レンタルDVD店の棚では、『ロード・オブ・ザ・リング』シリーズのすぐ右隣に『ホビット』シリーズが、こちらも3部作控えていました。2つの物語はつながっていたのです。『ホビット』シリーズは、(『ロード・オブ・ザ・リング』の最終作から9年後の)2012年から14年にかけて毎年1作品ずつ公開されました。『ホビット』のほうから『ロード・オブ・ザ・リング』のほうに物語が続いているのだということで、これはもう『ホビット』シリーズも観るしかないのでした。
物語は、ビルボ・バギンズがフロドに向けて、自身の冒険の旅を文章にして綴っていくところから始まります。
遠い昔のこと。はるか東方の地に、とても栄えた国々がありました。谷間の国、デイルにある評判の市場では酒や食料があふれていました。平和と繁栄に満ちていたのです。
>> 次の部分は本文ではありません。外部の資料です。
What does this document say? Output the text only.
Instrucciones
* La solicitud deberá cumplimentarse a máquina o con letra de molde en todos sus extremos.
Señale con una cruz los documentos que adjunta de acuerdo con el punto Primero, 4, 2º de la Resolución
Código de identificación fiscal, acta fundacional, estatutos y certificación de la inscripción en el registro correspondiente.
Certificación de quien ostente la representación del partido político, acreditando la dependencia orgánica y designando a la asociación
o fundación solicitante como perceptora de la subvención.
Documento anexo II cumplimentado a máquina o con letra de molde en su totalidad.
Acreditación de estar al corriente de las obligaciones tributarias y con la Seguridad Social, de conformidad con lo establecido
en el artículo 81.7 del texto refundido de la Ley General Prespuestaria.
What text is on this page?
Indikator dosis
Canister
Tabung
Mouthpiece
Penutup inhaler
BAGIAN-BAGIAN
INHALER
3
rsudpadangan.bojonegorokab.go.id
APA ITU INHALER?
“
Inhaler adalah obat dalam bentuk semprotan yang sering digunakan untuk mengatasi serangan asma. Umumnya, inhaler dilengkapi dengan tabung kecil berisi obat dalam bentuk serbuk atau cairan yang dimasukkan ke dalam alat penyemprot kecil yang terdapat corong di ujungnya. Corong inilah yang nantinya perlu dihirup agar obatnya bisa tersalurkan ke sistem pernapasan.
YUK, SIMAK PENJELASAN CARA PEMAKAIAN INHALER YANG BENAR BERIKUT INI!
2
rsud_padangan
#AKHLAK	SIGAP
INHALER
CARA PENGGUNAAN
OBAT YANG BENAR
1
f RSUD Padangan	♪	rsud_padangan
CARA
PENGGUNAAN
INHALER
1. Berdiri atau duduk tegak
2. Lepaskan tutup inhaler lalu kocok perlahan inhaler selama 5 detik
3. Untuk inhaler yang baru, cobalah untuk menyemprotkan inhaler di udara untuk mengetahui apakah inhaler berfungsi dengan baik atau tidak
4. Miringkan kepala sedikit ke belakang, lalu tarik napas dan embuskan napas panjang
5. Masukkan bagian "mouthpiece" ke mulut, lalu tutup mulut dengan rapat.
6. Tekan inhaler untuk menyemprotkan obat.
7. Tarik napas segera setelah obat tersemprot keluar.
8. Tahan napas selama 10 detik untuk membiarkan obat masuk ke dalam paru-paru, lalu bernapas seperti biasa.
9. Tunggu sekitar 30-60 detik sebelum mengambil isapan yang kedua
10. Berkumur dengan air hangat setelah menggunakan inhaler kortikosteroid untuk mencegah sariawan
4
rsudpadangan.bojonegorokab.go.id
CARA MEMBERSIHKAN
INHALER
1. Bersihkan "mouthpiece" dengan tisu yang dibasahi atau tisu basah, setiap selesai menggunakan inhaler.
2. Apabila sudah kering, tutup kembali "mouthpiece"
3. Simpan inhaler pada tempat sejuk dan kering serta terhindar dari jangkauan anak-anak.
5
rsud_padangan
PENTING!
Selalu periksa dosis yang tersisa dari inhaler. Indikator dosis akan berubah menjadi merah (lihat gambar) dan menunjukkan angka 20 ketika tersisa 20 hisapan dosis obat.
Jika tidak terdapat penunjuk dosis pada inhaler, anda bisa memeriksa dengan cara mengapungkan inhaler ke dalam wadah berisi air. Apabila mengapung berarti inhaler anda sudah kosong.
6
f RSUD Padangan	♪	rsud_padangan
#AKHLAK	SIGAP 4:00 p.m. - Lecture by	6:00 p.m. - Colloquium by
デイル国の前には、“はなれ山”(言いかえると“エレボール”)がそびえ、そこは山の下の王、スロールが統治するドワーフの王国でした。山の中に築かれた、伝説の美しい要塞都市です。国を潤したのは、地中の貴重な鉱石と、川のような黄金の金脈でした。ドワーフは、卓越した技術で美しい宝飾品を作ったのです。
やがて国王、スロールの異常な金への執着が王自身の心を蝕みます。その病んだ心が災いを呼び寄せました。北から火竜のスマウグが来たのです。その日、多くの命が奪われ、人間の住むデイルは焼き尽くされました。けれど、邪な竜が激しく欲していたのは黄金だったのです。竜は奪った宝を守るためにエレボールに留まりつづけ、そのためにドワーフは故郷を追われてしまったのです。